5 Things to Learn By Capturing User Behavior Data
The challenge with big data is finding a useful, efficient way to harness it and learn from it. Here are five things we can do by collecting big behavioral data from user sessions:
- Better understand how people are really using a website
- Identify common behavioral patterns and extrapolate UX and usability issues
- Eliminate causes of user frustration quickly
- Prevent conversion-killing issues from persisting unnoticed
- Drive the agenda for deeper, targeted research studies that reflect actual usability needs
Each of these furthers the goal of the UX professional in building and maintaining a website that is easy to use, tolerant, and serves the needs of users.
1. Understanding actual website usage
How is this kind of data different from something like Google Analytics? These web analytics tools show where people go, what paths they follow, which page they landed and exited on, but they don’t show you the experience.
Experiences are composed of interactions, not a series of pages. The way the users interact with what’s on each page will define their experience, but that kind of behavioral data is below the threshold of what Google Analytics will show you (see Figure 4).
Big behavioral data, like usability testing, can show you qualitative insights about usability issues that go below the surface of page views and conversion flows: ways that people use pages or tools differently than you expect, and ways they react or respond to UI elements differently than you imagine.
Another benefit big behavioral data shares with usability testing is the ability to watch complete sessions as video, from beginning to end. This helps the UX researcher process the user experience in human terms—as an individual’s story. It is also useful for showing stakeholders potential pain points to persuade them of the wisdom of particular design proposals.
Big behavioral data is also different from usability testing, however, because:
- It’s taken directly from actual website usage, and therefore real.
The artificial sheen of user testing, which attempts to replicate a genuine user experience, is removed completely. Even remote tools, where users test on their own devices from their own homes or workplaces, do not fully achieve this.
- You have many more sessions to look at.
User testing studies typically don’t exceed the range of 5 – 50 tests.

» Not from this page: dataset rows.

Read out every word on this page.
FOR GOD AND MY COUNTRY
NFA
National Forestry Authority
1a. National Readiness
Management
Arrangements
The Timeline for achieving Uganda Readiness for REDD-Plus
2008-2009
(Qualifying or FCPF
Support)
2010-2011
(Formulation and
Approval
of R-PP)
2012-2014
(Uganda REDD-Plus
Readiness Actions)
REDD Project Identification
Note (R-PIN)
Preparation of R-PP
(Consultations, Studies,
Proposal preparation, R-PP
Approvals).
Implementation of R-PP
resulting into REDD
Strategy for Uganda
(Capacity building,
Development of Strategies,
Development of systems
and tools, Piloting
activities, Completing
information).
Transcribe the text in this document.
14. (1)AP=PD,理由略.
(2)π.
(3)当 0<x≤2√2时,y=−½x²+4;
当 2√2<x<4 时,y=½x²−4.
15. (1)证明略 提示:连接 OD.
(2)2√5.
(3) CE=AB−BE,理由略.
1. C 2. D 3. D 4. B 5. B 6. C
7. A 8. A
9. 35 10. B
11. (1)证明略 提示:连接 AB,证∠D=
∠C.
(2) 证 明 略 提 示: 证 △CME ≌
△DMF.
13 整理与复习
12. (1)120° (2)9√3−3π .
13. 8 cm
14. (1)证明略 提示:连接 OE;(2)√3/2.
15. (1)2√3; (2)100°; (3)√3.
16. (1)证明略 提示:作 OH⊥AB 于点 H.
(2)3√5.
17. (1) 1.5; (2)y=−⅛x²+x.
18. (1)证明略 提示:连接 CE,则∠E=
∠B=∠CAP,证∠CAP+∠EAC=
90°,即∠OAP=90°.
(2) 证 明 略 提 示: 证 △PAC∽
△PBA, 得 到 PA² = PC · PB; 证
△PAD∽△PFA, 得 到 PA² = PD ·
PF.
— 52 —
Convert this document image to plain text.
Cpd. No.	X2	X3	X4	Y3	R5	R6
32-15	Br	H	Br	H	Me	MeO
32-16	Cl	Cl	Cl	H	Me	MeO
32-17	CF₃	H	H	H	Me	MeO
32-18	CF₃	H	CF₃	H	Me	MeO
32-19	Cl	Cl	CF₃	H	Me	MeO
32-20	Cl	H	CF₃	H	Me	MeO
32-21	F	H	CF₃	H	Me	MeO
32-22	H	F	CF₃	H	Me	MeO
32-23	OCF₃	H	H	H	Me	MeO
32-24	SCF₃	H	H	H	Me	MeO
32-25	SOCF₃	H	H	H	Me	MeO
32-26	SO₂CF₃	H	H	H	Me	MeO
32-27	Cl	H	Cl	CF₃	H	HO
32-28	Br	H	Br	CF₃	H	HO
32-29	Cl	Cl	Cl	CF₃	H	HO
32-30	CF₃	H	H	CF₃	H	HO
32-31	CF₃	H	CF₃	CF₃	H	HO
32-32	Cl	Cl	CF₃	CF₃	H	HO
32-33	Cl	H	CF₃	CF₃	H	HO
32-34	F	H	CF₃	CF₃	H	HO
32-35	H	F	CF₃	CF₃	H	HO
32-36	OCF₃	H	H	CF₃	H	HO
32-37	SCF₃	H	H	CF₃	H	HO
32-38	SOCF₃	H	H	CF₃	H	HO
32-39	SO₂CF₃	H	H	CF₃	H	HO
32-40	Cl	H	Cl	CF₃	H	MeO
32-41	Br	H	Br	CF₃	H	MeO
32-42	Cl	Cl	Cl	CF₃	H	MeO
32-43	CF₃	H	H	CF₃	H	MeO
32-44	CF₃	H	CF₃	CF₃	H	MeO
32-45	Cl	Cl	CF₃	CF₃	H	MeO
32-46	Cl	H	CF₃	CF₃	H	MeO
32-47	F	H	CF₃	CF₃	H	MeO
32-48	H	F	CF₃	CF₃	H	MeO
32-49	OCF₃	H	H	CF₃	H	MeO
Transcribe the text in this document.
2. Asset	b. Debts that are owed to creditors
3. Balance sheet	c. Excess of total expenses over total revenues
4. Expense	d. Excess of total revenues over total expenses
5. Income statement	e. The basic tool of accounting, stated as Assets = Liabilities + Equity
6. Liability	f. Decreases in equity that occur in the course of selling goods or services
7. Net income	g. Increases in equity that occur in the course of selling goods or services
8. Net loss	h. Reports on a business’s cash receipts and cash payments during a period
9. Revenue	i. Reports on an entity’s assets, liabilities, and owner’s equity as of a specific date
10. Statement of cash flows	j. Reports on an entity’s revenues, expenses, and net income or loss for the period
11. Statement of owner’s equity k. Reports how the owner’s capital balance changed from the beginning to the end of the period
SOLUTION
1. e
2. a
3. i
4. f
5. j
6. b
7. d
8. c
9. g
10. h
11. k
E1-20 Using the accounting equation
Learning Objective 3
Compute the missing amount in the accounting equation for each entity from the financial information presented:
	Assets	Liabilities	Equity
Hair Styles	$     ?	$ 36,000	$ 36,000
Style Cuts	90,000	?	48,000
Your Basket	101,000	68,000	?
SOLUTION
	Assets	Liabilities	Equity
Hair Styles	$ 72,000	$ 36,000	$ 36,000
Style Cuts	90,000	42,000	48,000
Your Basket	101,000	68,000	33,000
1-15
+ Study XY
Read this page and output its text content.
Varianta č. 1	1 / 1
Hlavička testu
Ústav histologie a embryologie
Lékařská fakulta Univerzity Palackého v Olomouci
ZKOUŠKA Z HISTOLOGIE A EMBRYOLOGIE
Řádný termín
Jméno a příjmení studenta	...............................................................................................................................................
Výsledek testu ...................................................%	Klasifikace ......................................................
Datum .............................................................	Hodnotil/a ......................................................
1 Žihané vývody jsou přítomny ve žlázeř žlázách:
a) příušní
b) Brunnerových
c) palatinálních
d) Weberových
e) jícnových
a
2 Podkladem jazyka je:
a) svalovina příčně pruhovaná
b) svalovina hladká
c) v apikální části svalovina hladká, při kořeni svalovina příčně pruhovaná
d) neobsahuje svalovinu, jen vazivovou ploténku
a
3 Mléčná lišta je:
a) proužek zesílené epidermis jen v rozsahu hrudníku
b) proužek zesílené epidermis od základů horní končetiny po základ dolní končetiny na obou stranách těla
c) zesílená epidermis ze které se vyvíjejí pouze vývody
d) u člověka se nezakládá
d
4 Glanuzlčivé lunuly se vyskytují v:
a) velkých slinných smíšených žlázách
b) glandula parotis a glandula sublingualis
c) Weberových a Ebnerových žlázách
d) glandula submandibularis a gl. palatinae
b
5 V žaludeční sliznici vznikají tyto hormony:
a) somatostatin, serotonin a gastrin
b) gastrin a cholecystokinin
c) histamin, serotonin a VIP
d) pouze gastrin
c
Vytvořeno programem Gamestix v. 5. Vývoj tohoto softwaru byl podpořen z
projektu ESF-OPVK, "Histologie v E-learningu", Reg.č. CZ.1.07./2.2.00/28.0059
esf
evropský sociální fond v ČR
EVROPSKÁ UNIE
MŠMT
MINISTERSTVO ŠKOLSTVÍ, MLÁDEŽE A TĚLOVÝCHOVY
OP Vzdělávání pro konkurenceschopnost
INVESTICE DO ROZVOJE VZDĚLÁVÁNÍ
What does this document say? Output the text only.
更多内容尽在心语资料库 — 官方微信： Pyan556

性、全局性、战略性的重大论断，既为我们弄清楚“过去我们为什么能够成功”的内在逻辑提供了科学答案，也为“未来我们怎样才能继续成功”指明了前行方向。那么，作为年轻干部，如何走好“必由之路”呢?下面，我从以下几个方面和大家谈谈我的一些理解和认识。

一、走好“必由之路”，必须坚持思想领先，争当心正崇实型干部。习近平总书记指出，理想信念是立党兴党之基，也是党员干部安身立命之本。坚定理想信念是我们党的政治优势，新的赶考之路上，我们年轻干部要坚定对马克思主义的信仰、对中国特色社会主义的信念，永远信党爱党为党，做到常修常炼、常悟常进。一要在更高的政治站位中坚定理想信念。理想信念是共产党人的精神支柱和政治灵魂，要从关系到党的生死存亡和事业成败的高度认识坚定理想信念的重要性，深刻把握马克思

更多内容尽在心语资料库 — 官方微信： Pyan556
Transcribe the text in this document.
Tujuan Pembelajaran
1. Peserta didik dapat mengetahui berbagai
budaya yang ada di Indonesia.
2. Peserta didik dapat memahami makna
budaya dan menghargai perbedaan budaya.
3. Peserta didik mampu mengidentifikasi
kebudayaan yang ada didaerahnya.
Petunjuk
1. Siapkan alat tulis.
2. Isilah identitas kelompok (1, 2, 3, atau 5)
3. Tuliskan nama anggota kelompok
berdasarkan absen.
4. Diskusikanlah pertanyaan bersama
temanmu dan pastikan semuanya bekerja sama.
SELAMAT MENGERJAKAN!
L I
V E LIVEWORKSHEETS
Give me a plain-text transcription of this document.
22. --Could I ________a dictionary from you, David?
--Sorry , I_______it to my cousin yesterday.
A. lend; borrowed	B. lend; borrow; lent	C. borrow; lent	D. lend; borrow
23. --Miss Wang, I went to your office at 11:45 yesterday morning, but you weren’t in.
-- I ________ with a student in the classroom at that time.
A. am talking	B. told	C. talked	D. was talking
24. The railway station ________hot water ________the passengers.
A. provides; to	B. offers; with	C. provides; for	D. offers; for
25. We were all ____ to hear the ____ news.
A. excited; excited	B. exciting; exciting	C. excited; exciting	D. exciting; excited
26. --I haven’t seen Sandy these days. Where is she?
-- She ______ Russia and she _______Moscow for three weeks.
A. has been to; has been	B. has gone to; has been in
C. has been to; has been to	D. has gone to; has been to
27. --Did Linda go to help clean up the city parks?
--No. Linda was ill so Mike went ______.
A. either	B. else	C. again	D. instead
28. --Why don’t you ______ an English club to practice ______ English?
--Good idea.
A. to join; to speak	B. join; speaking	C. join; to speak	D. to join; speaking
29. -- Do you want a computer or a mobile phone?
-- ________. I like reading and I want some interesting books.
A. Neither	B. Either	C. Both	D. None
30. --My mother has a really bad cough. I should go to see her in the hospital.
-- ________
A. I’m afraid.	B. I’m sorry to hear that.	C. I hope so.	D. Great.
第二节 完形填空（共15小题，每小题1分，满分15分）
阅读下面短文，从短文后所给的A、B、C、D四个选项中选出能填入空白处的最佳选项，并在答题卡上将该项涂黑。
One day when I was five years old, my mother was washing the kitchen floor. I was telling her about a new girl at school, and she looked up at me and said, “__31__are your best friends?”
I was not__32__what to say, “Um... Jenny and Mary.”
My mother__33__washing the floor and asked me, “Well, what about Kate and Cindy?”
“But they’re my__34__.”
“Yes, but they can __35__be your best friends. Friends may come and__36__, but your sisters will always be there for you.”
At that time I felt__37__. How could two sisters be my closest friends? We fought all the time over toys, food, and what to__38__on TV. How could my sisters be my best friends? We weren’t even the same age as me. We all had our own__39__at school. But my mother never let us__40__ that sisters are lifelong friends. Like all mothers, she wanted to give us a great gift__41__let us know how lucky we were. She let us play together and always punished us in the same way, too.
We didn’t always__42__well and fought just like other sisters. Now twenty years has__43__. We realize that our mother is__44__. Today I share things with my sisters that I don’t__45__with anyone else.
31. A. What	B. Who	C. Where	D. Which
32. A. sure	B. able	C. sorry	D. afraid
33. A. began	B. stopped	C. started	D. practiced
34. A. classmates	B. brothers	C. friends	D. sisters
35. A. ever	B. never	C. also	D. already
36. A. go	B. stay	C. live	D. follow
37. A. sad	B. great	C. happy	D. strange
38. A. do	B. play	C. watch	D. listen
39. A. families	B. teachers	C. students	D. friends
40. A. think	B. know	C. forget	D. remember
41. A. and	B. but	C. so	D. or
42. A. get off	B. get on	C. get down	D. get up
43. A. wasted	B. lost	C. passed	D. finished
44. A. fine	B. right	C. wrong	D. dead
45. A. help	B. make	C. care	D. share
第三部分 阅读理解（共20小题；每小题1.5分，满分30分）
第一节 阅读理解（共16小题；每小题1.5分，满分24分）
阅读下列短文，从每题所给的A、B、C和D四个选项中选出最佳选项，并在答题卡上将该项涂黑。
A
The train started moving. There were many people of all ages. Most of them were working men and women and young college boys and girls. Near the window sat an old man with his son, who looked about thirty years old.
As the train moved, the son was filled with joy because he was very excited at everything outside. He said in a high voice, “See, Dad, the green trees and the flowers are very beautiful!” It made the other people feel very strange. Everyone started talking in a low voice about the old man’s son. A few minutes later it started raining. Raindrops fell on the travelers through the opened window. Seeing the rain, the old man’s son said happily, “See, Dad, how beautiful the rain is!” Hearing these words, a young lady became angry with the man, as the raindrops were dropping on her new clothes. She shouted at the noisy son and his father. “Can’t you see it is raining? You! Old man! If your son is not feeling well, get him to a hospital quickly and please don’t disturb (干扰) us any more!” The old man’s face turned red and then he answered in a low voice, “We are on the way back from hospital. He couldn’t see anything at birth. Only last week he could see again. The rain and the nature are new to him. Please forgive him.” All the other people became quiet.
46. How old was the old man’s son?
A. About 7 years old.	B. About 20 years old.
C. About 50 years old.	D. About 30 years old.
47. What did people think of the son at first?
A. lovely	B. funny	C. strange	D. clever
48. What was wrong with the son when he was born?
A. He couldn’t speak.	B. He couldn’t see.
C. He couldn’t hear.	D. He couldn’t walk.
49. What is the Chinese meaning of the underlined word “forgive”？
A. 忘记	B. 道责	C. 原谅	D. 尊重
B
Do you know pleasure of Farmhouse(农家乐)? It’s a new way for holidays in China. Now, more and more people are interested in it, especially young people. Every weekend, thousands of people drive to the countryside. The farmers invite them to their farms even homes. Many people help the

With a library of every single user session in front of you, you can make reliable, statistically sound UX judgments based on thousands of data points.
2. Identify common behavioral patterns, extrapolate UX issues
The ways people interact with online interfaces obviously varies from person to person (for example, “active” mouse users who drag the cursor all around the page tracing every action and exploring every corner, versus “passive” mouse users who tend to leave the cursor idle while they explore with their eyes). Yet, there are many identifiable behavior patterns that all or most people engage in.
This fact of shared behaviors across a broad spectrum of users is the most important key to interpreting big behavioral data, and then using large scale analysis to improve UX research methods. Two steps can help us to harness it:
- Single out behaviors that suggest problems, frustration, or confusion.
- Figure out how can they be machine-identified from a massive dataset.
Take, for example, the rage click.
Even if you’ve never heard it called this before, you know the behavior. You click a link, a button, an image… And nothing happens. You give it a second. Still nothing? You click again–then again, then again and again in a rapid barrage.
This basically subconscious response is an example of a nearly universal user behavior that clearly indicates the user’s frustration and anxiety.
It can also be easily identified with a few parameters: all instances of, say, 3 or more clicks in a span of perhaps 1 second or less. Whatever those numbers are, they can be tested and optimized for accuracy, until a pattern-matching tool can reliably categorize all such behaviors as rage clicks.
What does a pattern of rage clicking tell you? Either you have a bug or a usability issue. If your users are trying to click an element that’s not actually clickable, you’re likely facing inconsistency in your visual language that has led people to misinterpret that element. It may also indicate that a page or interface is missing something that users are looking for, causing them to click on anything out of desperation.
Other behaviors can be identified by similar means.
Mouse-related behaviors (like random/wild patterns, hesitation patterns, and reading patterns) can indicate impatience, high difficulty level or cognitive load, or high concentration levels.
Scrolling behaviors, such as random scrolling (rapid up and down), can hold insights about your scent of information. Are users scrolling through lots of content they find irrelevant to their purposes? Are they struggling to find the right information or calls to action?
Telltale navigation behaviors include backtracking and the related pattern of pogo-sticking (repetitive back-and-forth navigations between one “hub” page and many “spokes”).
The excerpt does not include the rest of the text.